Mr Thorpe, 46, a company director who lives in Brighton, has been a haemophiliac all his life. For 12 years he suffered from hepatitis C, infected by a contaminated supply of the blood-clotting agent Factor VIII.

Until this June. Five months ago, extremely ill from a failing liver caused by the hepatitis, Mr Thorpe had a successful liver transplant. The transplant ``cured'' his haemophilia and treatment with the drug Interferon cured his hepatitis.

``It really seems to be a miracle. I am having a marvellous time. I am eating well, walking the dog, staying awake all day and going out at night. I am stronger.

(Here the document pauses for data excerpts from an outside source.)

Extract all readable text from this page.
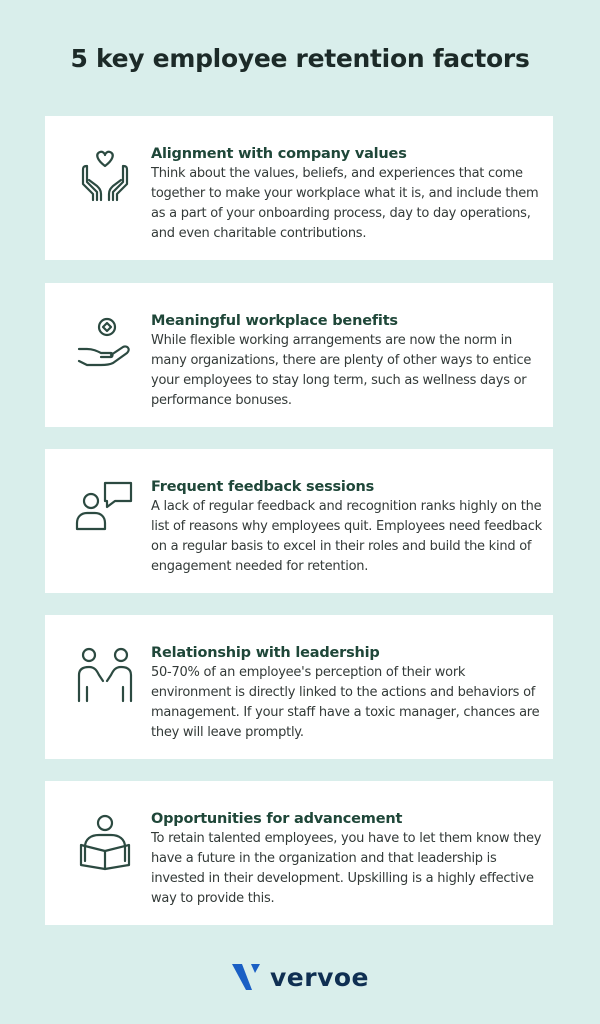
5 key employee retention factors
Alignment with company values
Think about the values, beliefs, and experiences that come together to make your workplace what it is, and include them as a part of your onboarding process, day to day operations, and even charitable contributions.
Meaningful workplace benefits
While flexible working arrangements are now the norm in many organizations, there are plenty of other ways to entice your employees to stay long term, such as wellness days or performance bonuses.
Frequent feedback sessions
A lack of regular feedback and recognition ranks highly on the list of reasons why employees quit. Employees need feedback on a regular basis to excel in their roles and build the kind of engagement needed for retention.
Relationship with leadership
50-70% of an employee's perception of their work environment is directly linked to the actions and behaviors of management. If your staff have a toxic manager, chances are they will leave promptly.
Opportunities for advancement
To retain talented employees, you have to let them know they have a future in the organization and that leadership is invested in their development. Upskilling is a highly effective way to provide this.
vervoe
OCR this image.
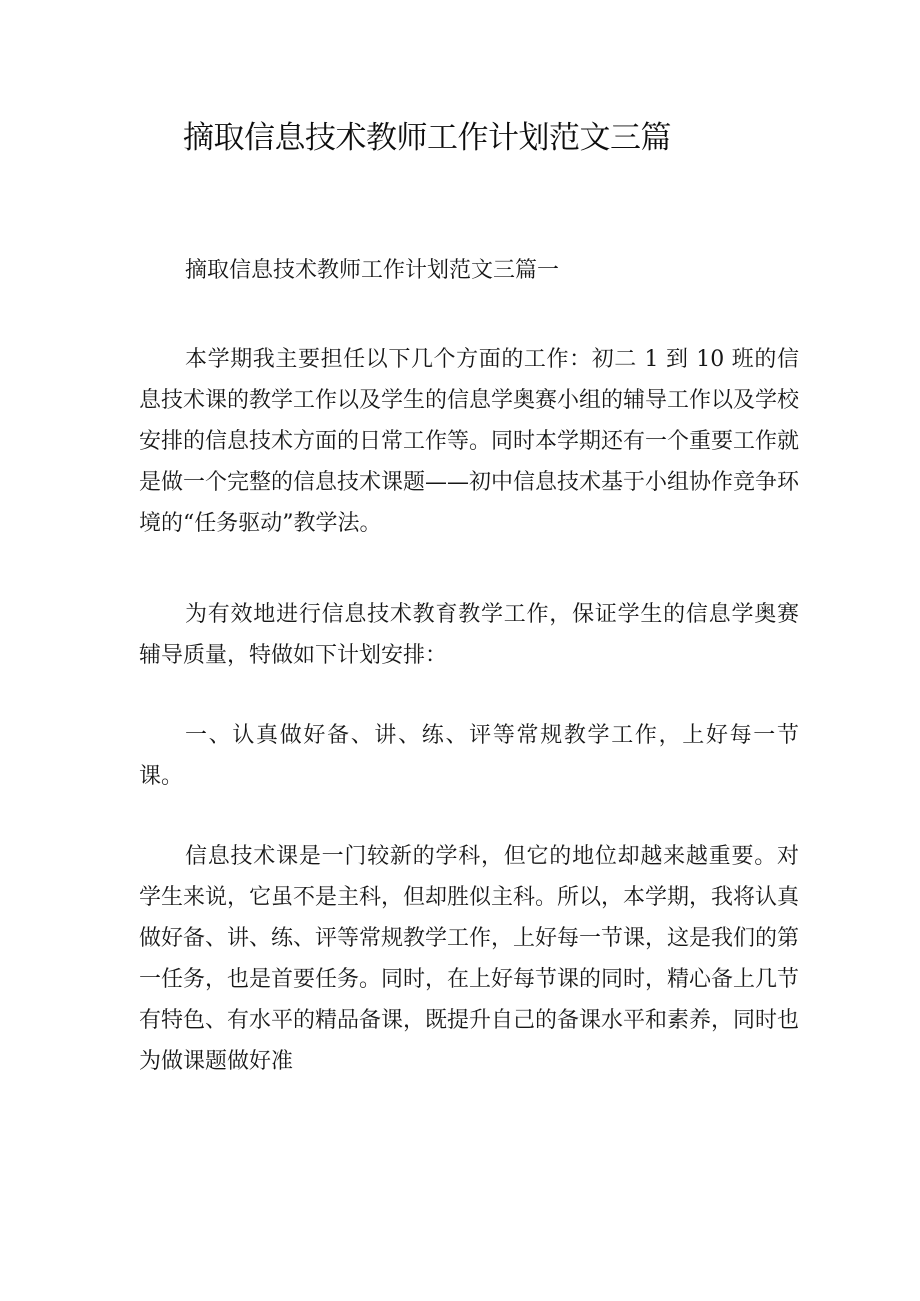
摘取信息技术教师工作计划范文三篇

摘取信息技术教师工作计划范文三篇一

本学期我主要担任以下几个方面的工作：初二 1 到 10 班的信息技术课的教学工作以及学生的信息学奥赛小组的辅导工作以及学校安排的信息技术方面的日常工作等。同时本学期还有一个重要工作就是做一个完整的信息技术课题——初中信息技术基于小组协作竞争环境的“任务驱动”教学法。

为有效地进行信息技术教育教学工作，保证学生的信息学奥赛辅导质量，特做如下计划安排：

一、认真做好备、讲、练、评等常规教学工作，上好每一节课。

信息技术课是一门较新的学科，但它的地位却越来越重要。对学生来说，它虽不是主科，但却胜似主科。所以，本学期，我将认真做好备、讲、练、评等常规教学工作，上好每一节课，这是我们的第一任务，也是首要任务。同时，在上好每节课的同时，精心备上几节有特色、有水平的精品备课，既提升自己的备课水平和素养，同时也为做课题做好准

I don't know what to do with all my energy,'' said Mr Thorpe.

As a boy he coped reasonably well with his haemophilia. ``I was always covered in bruises, I looked like a battered child and I had nosebleeds at night,'' he said.

In 1982 he needed to have a tooth extracted and was given Factor VIII before the surgery. ``About a month later I became very ill with hepatitis but I got over it. Then in 1990 it all started coming back.'' He was admitted to the prestigious liver unit at King's College Hospital, London. Again he recovered, but not fully.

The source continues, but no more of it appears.